Manav about 13 years

so this is how you pass stuff to the Timer class. thanks for solving a very different itch of mine :)
tchrist almost 13 years

No, this is all wrong. The only correct solution compares their Unicode casefolds. Otherwise you will screw up.
tchrist almost 13 years

You cannot use POSIX locales and strcoll, because it is unreliable across platforms. You must use Unicode casefolds, which are guaranteed to work the same everywhere.
tchrist almost 13 years

This is completely wrong. It fails to detect that ΣΤΙΓΜΑΣ and στιγμας are the same case insenstively. You must not use casemapping to compare case in Unicode. You must use casefolding.

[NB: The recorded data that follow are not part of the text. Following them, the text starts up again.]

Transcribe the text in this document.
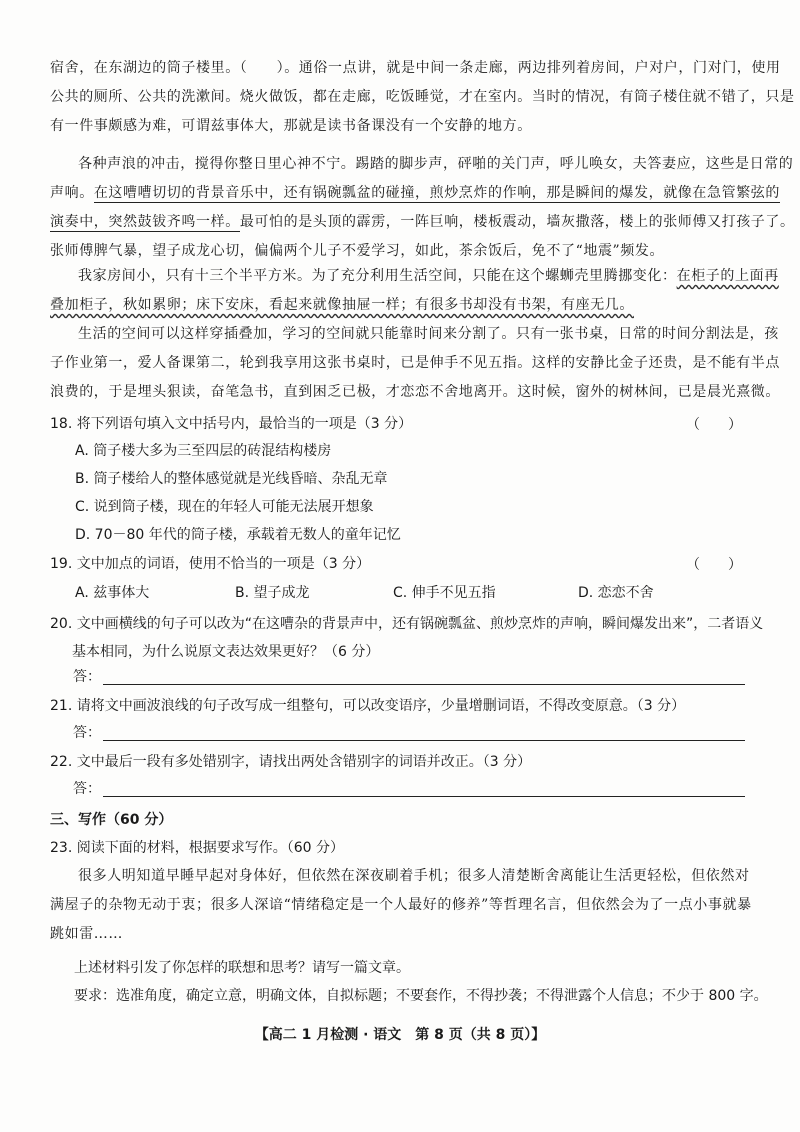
宿舍，在东湖边的筒子楼里。（　　）。通俗一点讲，就是中间一条走廊，两边排列着房间，户对户，门对门，使用
公共的厕所、公共的洗漱间。烧火做饭，都在走廊，吃饭睡觉，才在室内。当时的情况，有筒子楼住就不错了，只是
有一件事颇感为难，可谓兹事体大，那就是读书备课没有一个安静的地方。
各种声浪的冲击，搅得你整日里心神不宁。踢踏的脚步声，砰啪的关门声，呼儿唤女，夫答妻应，这些是日常的
声响。在这嘈嘈切切的背景音乐中，还有锅碗瓢盆的碰撞，煎炒烹炸的作响，那是瞬间的爆发，就像在急管繁弦的
演奏中，突然鼓钹齐鸣一样。最可怕的是头顶的霹雳，一阵巨响，楼板震动，墙灰撒落，楼上的张师傅又打孩子了。
张师傅脾气暴，望子成龙心切，偏偏两个儿子不爱学习，如此，茶余饭后，免不了“地震”频发。
我家房间小，只有十三个半平方米。为了充分利用生活空间，只能在这个螺蛳壳里腾挪变化：在柜子的上面再
叠加柜子，秋如累卵；床下安床，看起来就像抽屉一样；有很多书却没有书架，有座无几。
生活的空间可以这样穿插叠加，学习的空间就只能靠时间来分割了。只有一张书桌，日常的时间分割法是，孩
子作业第一，爱人备课第二，轮到我享用这张书桌时，已是伸手不见五指。这样的安静比金子还贵，是不能有半点
浪费的，于是埋头狠读，奋笔急书，直到困乏已极，才恋恋不舍地离开。这时候，窗外的树林间，已是晨光熹微。
18. 将下列语句填入文中括号内，最恰当的一项是（3 分）	（　　）
A. 筒子楼大多为三至四层的砖混结构楼房
B. 筒子楼给人的整体感觉就是光线昏暗、杂乱无章
C. 说到筒子楼，现在的年轻人可能无法展开想象
D. 70－80 年代的筒子楼，承载着无数人的童年记忆
19. 文中加点的词语，使用不恰当的一项是（3 分）	（　　）
A. 兹事体大	B. 望子成龙	C. 伸手不见五指	D. 恋恋不舍
20. 文中画横线的句子可以改为“在这嘈杂的背景声中，还有锅碗瓢盆、煎炒烹炸的声响，瞬间爆发出来”，二者语义
基本相同，为什么说原文表达效果更好？（6 分）
答：
21. 请将文中画波浪线的句子改写成一组整句，可以改变语序，少量增删词语，不得改变原意。（3 分）
答：
22. 文中最后一段有多处错别字，请找出两处含错别字的词语并改正。（3 分）
答：
三、写作（60 分）
23. 阅读下面的材料，根据要求写作。（60 分）
很多人明知道早睡早起对身体好，但依然在深夜刷着手机；很多人清楚断舍离能让生活更轻松，但依然对
满屋子的杂物无动于衷；很多人深谙“情绪稳定是一个人最好的修养”等哲理名言，但依然会为了一点小事就暴
跳如雷……
上述材料引发了你怎样的联想和思考？请写一篇文章。
要求：选准角度，确定立意，明确文体，自拟标题；不要套作，不得抄袭；不得泄露个人信息；不少于 800 字。
【高二 1 月检测 · 语文　第 8 页（共 8 页）】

These are different things. Σ, σ, ς are all the same, just as S, ſ, s (what is it with s’s anyway? :) and Μ, μ, µ are. There are innumerably may other similar circumstances, like how weiß, WEIẞ, weiss, WEISS are all the same too, or eﬃcient, efficient. You must use casefolds, because casemaps don’t work.
tchrist almost 13 years

This is a 7-bit mindset that is wholly inappropriate for Unicode data. You must either use the full Unicode casefold, or else the primary collation strength per the Unicode Collation Algorithm. Yes, that means new copies of the string either way, but at least then you can do a binary comparison instead of having to rummage through the tables for each code point.
tchrist almost 13 years

Python doesn’t handle Unicode very robustly, as you have seen. The casemaps don’t pay attention to these things. Very sad.
tchrist almost 13 years

This answer is wrong. The only correct way is str1.fold() == str2.fold(), but that requires an extension to the default python string class that supports the full Unicode casefold of a string. It’s a missing function.
n611x007 about 10 years

@tchrist unclearr: is there such an extension available?
n611x007 about 10 years

@tchrist as a side note, the string 'unicode' is not in the question. Nevertheless, your comment that seem to point anyone coming here with a hope for unicode in the right direction are invaluable. I attempt to edit the question title to more accurately reflect the question.
martineau almost 10 years

Good only for equality testing, which isn't as quite the same thing as comparing two strings and determining whether one is less-than, equal-to, or greater-than the other.
Gorm Casper over 9 years

@martineau thanks. I added a note, and also did some searching and found a solution that I think I'd be more comfortable with, and updated my answer with it. It isn't a full answer, though. Hopefully someone (myself if I get around to it) will learn how one of these libraries works and provide a code sample.
martineau over 9 years

Yes, it sounds like the pyuca (Python Unicode Collation Algorithm) extension might work because the report it's based on -- the Unicode Collation Algorithm (UCA) -- says "Case differences (uppercase versus lowercase), are typically ignored".